4. Disclosed Principal

Plaintiff concedes that "the passenger ticket contract ... does make clear that the owner of the vessel is Sun Line Greece Special Shipping Co." Pl. Mem. in Opp. at 2. However, Plaintiff argues that, since she never received the ticket, the principal of Sun Line Agency was not disclosed to her. Id. As stated above, however, Plaintiff is charged with knowledge of the contents of the ticket contract.

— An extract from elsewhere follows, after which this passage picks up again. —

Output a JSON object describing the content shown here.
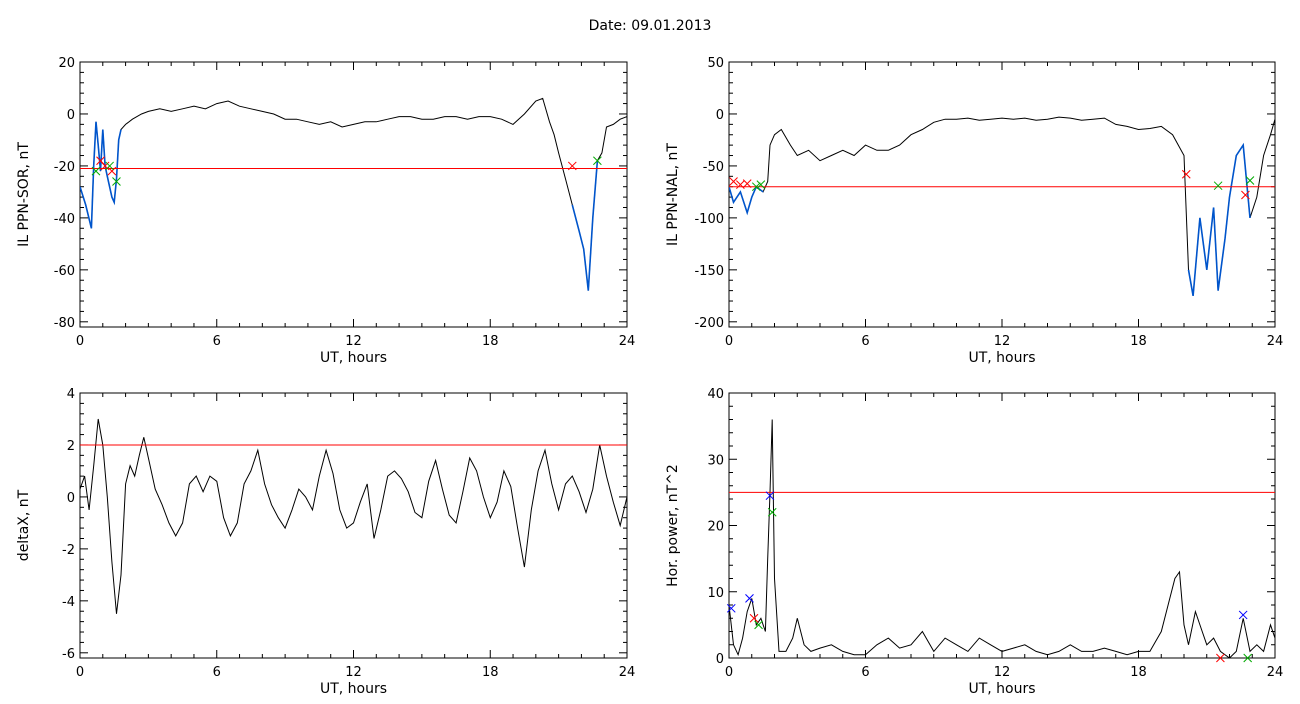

The ticket's cover clearly identifies Sun Line Greece Special Shipping Co., Inc. as the operator and carrier. Trott Supplemental Aff. Exh. B.

Sun Line Agency was thus the agent for a disclosed principal. "As such, it is not responsible under the contract language or rules of law." Bowns, 1977 A.M.C. 2159 (citing Restatement of Agency § 320); see also Seguros Banvenez, S.A. v. S/S Oliver Drescher, 761 F.2d 855, 860 (2d Cir.1985) ("When an agent makes a contract for a disclosed principal, it becomes neither a party to the contract nor liable for the *347 performance of the contract."). There is no allegation that Sun Line Agency acted outside the scope of its agency. See Seguros Banvenez, 761 F.2d at 860. Thus, this Court concludes that Sun Line Agency is not liable for Plaintiff's injuries while on board the STELLA SOLARIS and is entitled to summary judgment dismissing the complaint as against it.

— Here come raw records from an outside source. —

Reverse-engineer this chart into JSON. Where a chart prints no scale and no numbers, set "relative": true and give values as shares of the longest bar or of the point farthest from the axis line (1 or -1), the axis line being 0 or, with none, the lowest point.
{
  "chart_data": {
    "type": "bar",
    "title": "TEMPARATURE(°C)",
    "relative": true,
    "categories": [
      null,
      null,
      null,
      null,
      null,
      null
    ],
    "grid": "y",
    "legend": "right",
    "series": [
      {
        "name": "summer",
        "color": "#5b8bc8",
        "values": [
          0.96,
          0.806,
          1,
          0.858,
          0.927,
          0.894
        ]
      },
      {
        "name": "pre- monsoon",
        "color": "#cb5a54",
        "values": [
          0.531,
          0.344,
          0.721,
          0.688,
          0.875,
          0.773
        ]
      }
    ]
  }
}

For the foregoing reasons, Defendants' motion for summary judgment is granted and the complaint is dismissed.



[1] The letter was signed for on March 15, 1990 by "L. Ayala" on a second attempt at delivery at Canyon Ranch.

[2] Defendant also asserts that, as a matter of practice, Sun Line Agency sends cruise tickets "together with any other necessary documents (airline tickets, passport, visa, etc.) to the passenger/passenger agent." Trott Supplemental Aff. ¶ 4. Plaintiff casts some doubt on this aspect of Defendants' proof: Plaintiff offers her airline ticket and itinerary, sent to her by Sun Line Agency, which show that the date the airline ticket was issued and the itinerary prepared was March 20, 1990, subsequent to the alleged mailing of the cruise ticket to Ms. Kientzler. Solomon Further Aff. Exh. A. Thus, Plaintiff asserts, Sun Line Agency's own procedure was not followed in this case.

The Court finds that the portion of Defendants' proof undermined by this inconsistency does not outweigh sufficiently the remainder of the evidence indicating that the cruise ticket was indeed sent to Canyon Ranch and presented upon Plaintiff's boarding in Miami either by Plaintiff or on her behalf.

[3] Some of the information furnished by Plaintiff was submitted by way of further affidavits by both Plaintiff and her attorney, Mr. Solomon, and the affidavit of Ms. Chapman, which were served almost two weeks after Defendants' reply papers were served. At oral argument, this Court permitted Plaintiff to submit an additional affidavit by Mr. Cohen. Thus, Plaintiff has been afforded ample opportunity to meet her burden of establishing a genuine issue for trial.

[4] Plaintiff maintains that she boarded the ship by means of a photo identification card issued in Rio de Janeiro, but Defendants assert that such cards are prepared on board the ship after a passenger has boarded the ship. Trott Supplemental Aff. ¶ 15.